UPDATE, 6 PM: Trust in the BBC could be irreparably shaken by its actions and inaction surrounding sexual abuse allegations against former host Jimmy Savile, tonight’s report on the BBC investigative series Panorama suggests. As previously detailed, the special report presented new evidence questioning the reasons behind the cancellation of the network’s Newsnight investigation into the late presenter last year. It also interviewed former BBC staff present during Savile’s career on BBC radio and television who spoke of an accepted attitude of rumor and innuendo that left the presenter unchallenged on sex abuse allegations during his life. The BBC must operate with complete transparency to avoid further damage to its reputation, which puts it in an unusual position as its own news programs report on the unfolding scandal. “This Panorama is the BBC at its best,” tweeted radio presenter Iain Dale. “Shame it also reveals the BBC at its very worst.”
PREVIOUS, 5:55 AM: It’s turning into the biggest media scandal to hit Britain since the phone-hacking brouhaha broke wide open last year. Last week, and spurred on by an ITV documentary that aired this month, police said they had identified 400 lines of inquiry and 200 potential victims as part of a formal criminal investigation into alleged sexual abuse of minors by late BBC host Jimmy Savile and others. Today, BBC Newsnight editor Peter Rippon became the first executive to step aside over the corporation’s handling of the situation. Rippon’s suspension comes ahead of a potentially damning report to air tonight on Panorama, another BBC investigative series, about his decision to kill a Newsnight piece on Savile last year.
Related: UK Police Says BBC Can Start Review Of Jimmy Savile Sex Abuse Scandal
In 2011, Newsnight had been working on a report with what Rippon and BBC director general George Entwistle have maintained was an editorial brief to find failings with prosecutors’ earlier handling of the complaints against Savile. The pair has said the show didn’t meet its goal and was shelved. But the BBC today says Rippon’s explanation about why he spiked the report last December was “inaccurate or incomplete in some respects.” Newsnight journalist Liz MacKean tells Panorama in tonight’s report that the focus was on the Savile allegations themselves. “The story we were investigating was very clear cut.
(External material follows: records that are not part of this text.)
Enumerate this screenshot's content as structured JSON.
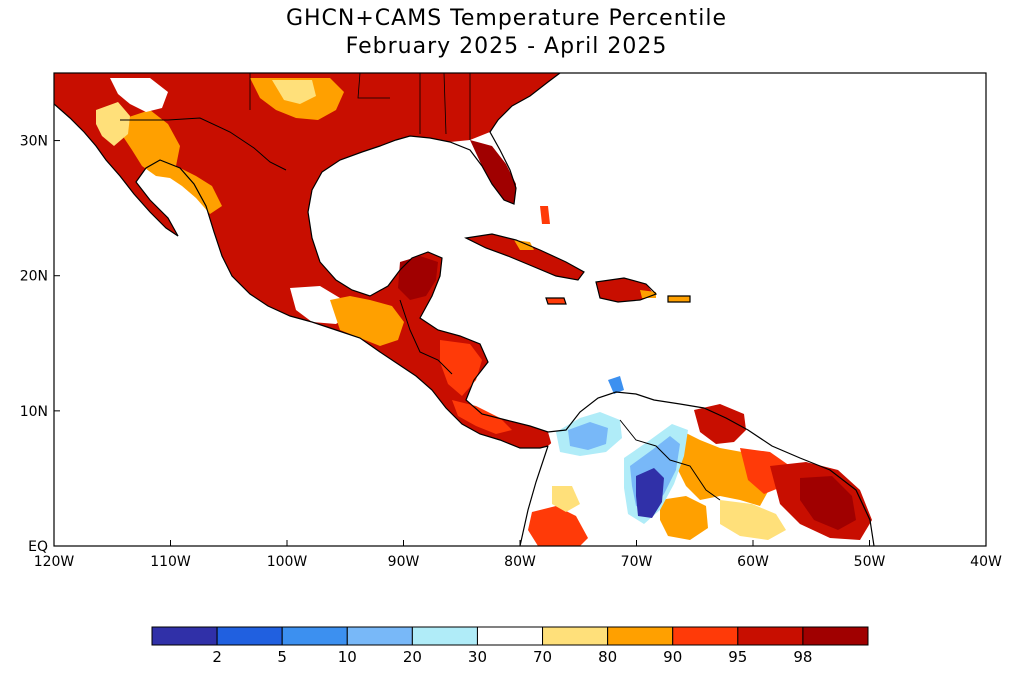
{
  "title_line1": "GHCN+CAMS Temperature Percentile",
  "title_line2": "February 2025 - April 2025",
  "map": {
    "lon_range": [
      -120,
      -40
    ],
    "lat_range": [
      0,
      35
    ],
    "x_ticks": [
      {
        "lon": -120,
        "label": "120W"
      },
      {
        "lon": -110,
        "label": "110W"
      },
      {
        "lon": -100,
        "label": "100W"
      },
      {
        "lon": -90,
        "label": "90W"
      },
      {
        "lon": -80,
        "label": "80W"
      },
      {
        "lon": -70,
        "label": "70W"
      },
      {
        "lon": -60,
        "label": "60W"
      },
      {
        "lon": -50,
        "label": "50W"
      },
      {
        "lon": -40,
        "label": "40W"
      }
    ],
    "y_ticks": [
      {
        "lat": 0,
        "label": "EQ"
      },
      {
        "lat": 10,
        "label": "10N"
      },
      {
        "lat": 20,
        "label": "20N"
      },
      {
        "lat": 30,
        "label": "30N"
      }
    ]
  },
  "legend": {
    "colors": [
      "#3030a8",
      "#2060e0",
      "#3c90f0",
      "#78b8f8",
      "#b0ecf8",
      "#ffffff",
      "#ffe07a",
      "#ffa000",
      "#ff3a08",
      "#c80e00",
      "#a00000"
    ],
    "labels": [
      "2",
      "5",
      "10",
      "20",
      "30",
      "70",
      "80",
      "90",
      "95",
      "98"
    ]
  },
  "fill_colors": {
    "p80": "#ffe07a",
    "p90": "#ffa000",
    "p95": "#ff3a08",
    "p98": "#c80e00",
    "p99": "#a00000",
    "p20": "#78b8f8",
    "p30": "#b0ecf8",
    "p10": "#3c90f0",
    "p2": "#3030a8"
  }
}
It was about Jimmy Savile being a pedophile,” she says, according to the BBC. Show editor Meirion Jones also warned Rippon of his concerns, “I was sure the story would come out one way or another and the BBC would be accused of a cover-up.” The BBC’s foreign editor John Simpson describes the scandal as “The worst crisis that I can remember in my nearly 50 years at the BBC.”
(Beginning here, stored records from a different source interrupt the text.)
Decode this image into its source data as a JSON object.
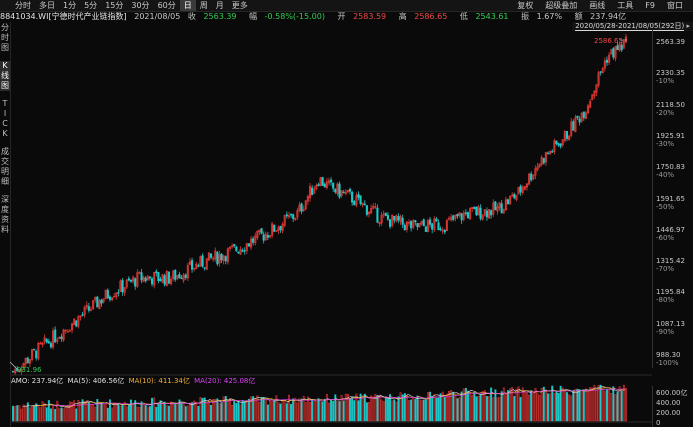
{
  "toolbar": {
    "periods": [
      {
        "label": "分时",
        "active": false
      },
      {
        "label": "多日",
        "active": false
      },
      {
        "label": "1分",
        "active": false
      },
      {
        "label": "5分",
        "active": false
      },
      {
        "label": "15分",
        "active": false
      },
      {
        "label": "30分",
        "active": false
      },
      {
        "label": "60分",
        "active": false
      },
      {
        "label": "日",
        "active": true
      },
      {
        "label": "周",
        "active": false
      },
      {
        "label": "月",
        "active": false
      },
      {
        "label": "更多",
        "active": false
      }
    ],
    "tools": [
      "复权",
      "超级叠加",
      "画线",
      "工具",
      "F9",
      "窗口"
    ]
  },
  "info": {
    "code_name": "8841034.WI[宁德时代产业链指数]",
    "date": "2021/08/05",
    "close_label": "收",
    "close": "2563.39",
    "change_label": "幅",
    "change": "-0.58%(-15.00)",
    "open_label": "开",
    "open": "2583.59",
    "high_label": "高",
    "high": "2586.65",
    "low_label": "低",
    "low": "2543.61",
    "amp_label": "振",
    "amp": "1.67%",
    "amount_label": "额",
    "amount": "237.94亿"
  },
  "sidebar": [
    "分时图",
    "K线图",
    "TICK",
    "成交明细",
    "深度资料"
  ],
  "range": {
    "text": "2020/05/28-2021/08/05(292日)",
    "mark": "▸"
  },
  "yaxis": [
    {
      "price": "2563.39",
      "pct": ""
    },
    {
      "price": "2330.35",
      "pct": "-10%"
    },
    {
      "price": "2118.50",
      "pct": "-20%"
    },
    {
      "price": "1925.91",
      "pct": "-30%"
    },
    {
      "price": "1750.83",
      "pct": "-40%"
    },
    {
      "price": "1591.65",
      "pct": "-50%"
    },
    {
      "price": "1446.97",
      "pct": "-60%"
    },
    {
      "price": "1315.42",
      "pct": "-70%"
    },
    {
      "price": "1195.84",
      "pct": "-80%"
    },
    {
      "price": "1087.13",
      "pct": "-90%"
    },
    {
      "price": "988.30",
      "pct": "-100%"
    }
  ],
  "markers": {
    "high": "2586.65",
    "low": "931.96"
  },
  "amo": {
    "amo_label": "AMO: 237.94亿",
    "ma5_label": "MA(5): 406.56亿",
    "ma10_label": "MA(10): 411.34亿",
    "ma20_label": "MA(20): 425.08亿"
  },
  "vaxis": [
    "600.00亿",
    "400.00",
    "200.00",
    "0"
  ],
  "colors": {
    "up": "#e53935",
    "down": "#1ec8c8",
    "ma5": "#e0e0e0",
    "ma10": "#f2b035",
    "ma20": "#e040fb",
    "price_red": "#f04848",
    "price_green": "#33cc55"
  },
  "chart_data": {
    "type": "candlestick",
    "period": "daily",
    "scale": "log",
    "range": "2020/05/28-2021/08/05",
    "approx_close_path": [
      [
        0,
        940
      ],
      [
        15,
        1020
      ],
      [
        30,
        1100
      ],
      [
        45,
        1190
      ],
      [
        60,
        1250
      ],
      [
        75,
        1250
      ],
      [
        90,
        1310
      ],
      [
        105,
        1360
      ],
      [
        120,
        1430
      ],
      [
        135,
        1520
      ],
      [
        145,
        1690
      ],
      [
        150,
        1650
      ],
      [
        160,
        1600
      ],
      [
        175,
        1500
      ],
      [
        190,
        1460
      ],
      [
        205,
        1470
      ],
      [
        215,
        1520
      ],
      [
        230,
        1540
      ],
      [
        240,
        1620
      ],
      [
        250,
        1780
      ],
      [
        262,
        1920
      ],
      [
        272,
        2100
      ],
      [
        282,
        2450
      ],
      [
        288,
        2520
      ],
      [
        292,
        2563
      ]
    ],
    "yaxis_prices": [
      2563.39,
      2330.35,
      2118.5,
      1925.91,
      1750.83,
      1591.65,
      1446.97,
      1315.42,
      1195.84,
      1087.13,
      988.3
    ],
    "volume_axis": [
      0,
      200,
      400,
      600
    ]
  }
}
Tonight’s episode of Panorama will place scrutiny on the company, and especially Entwistle. The report is understood to have been rushed to the finish, so it could air ahead of Entwistle’s appearance before a select committee of Parliament tomorrow morning. The committee’s chairman told The Telegraph there were “huge questions to be answered” about the BBC’s decision not to broadcast Newsnight‘s Savile revelations. The Panorama piece reportedly includes suggestions that Rippon was subject to pressure from BBC bosses to ditch the investigation so Savile tribute shows could air at Christmastime without controversy. Savile, who had hosted Top Of The Pops and wish-granting show Jim’ll Fix It, had passed away just a few months earlier.
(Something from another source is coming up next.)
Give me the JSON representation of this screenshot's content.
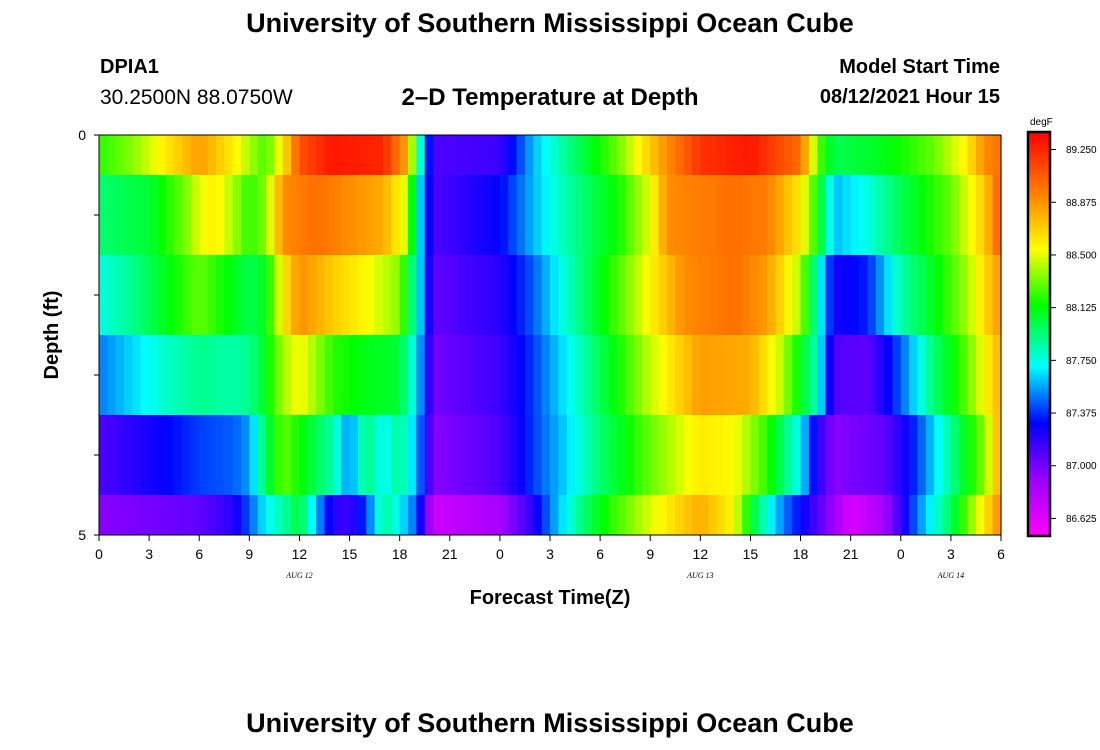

Entwistle has been in the director general post for a little more than a month, but his response to the growing scandal has been inconsistent. He insisted there’d be no inquiry into the allegations until the Metropolitan police had finished their criminal investigation. In a 180, he subsequently announced two inquiries — one into the allegations themselves and the culture at the BBC during Savile’s reign, and another into the cancelled Newsnight piece. Along with BBC news director Helen Boaden and Rippon, he refused to be interviewed by the Panorama team. Heads will have to roll if it’s proved the decision to kill the Newsnight show was not editorial. Former director general Greg Dyke said that no senior executive could survive being directly implicated in such a cover-up.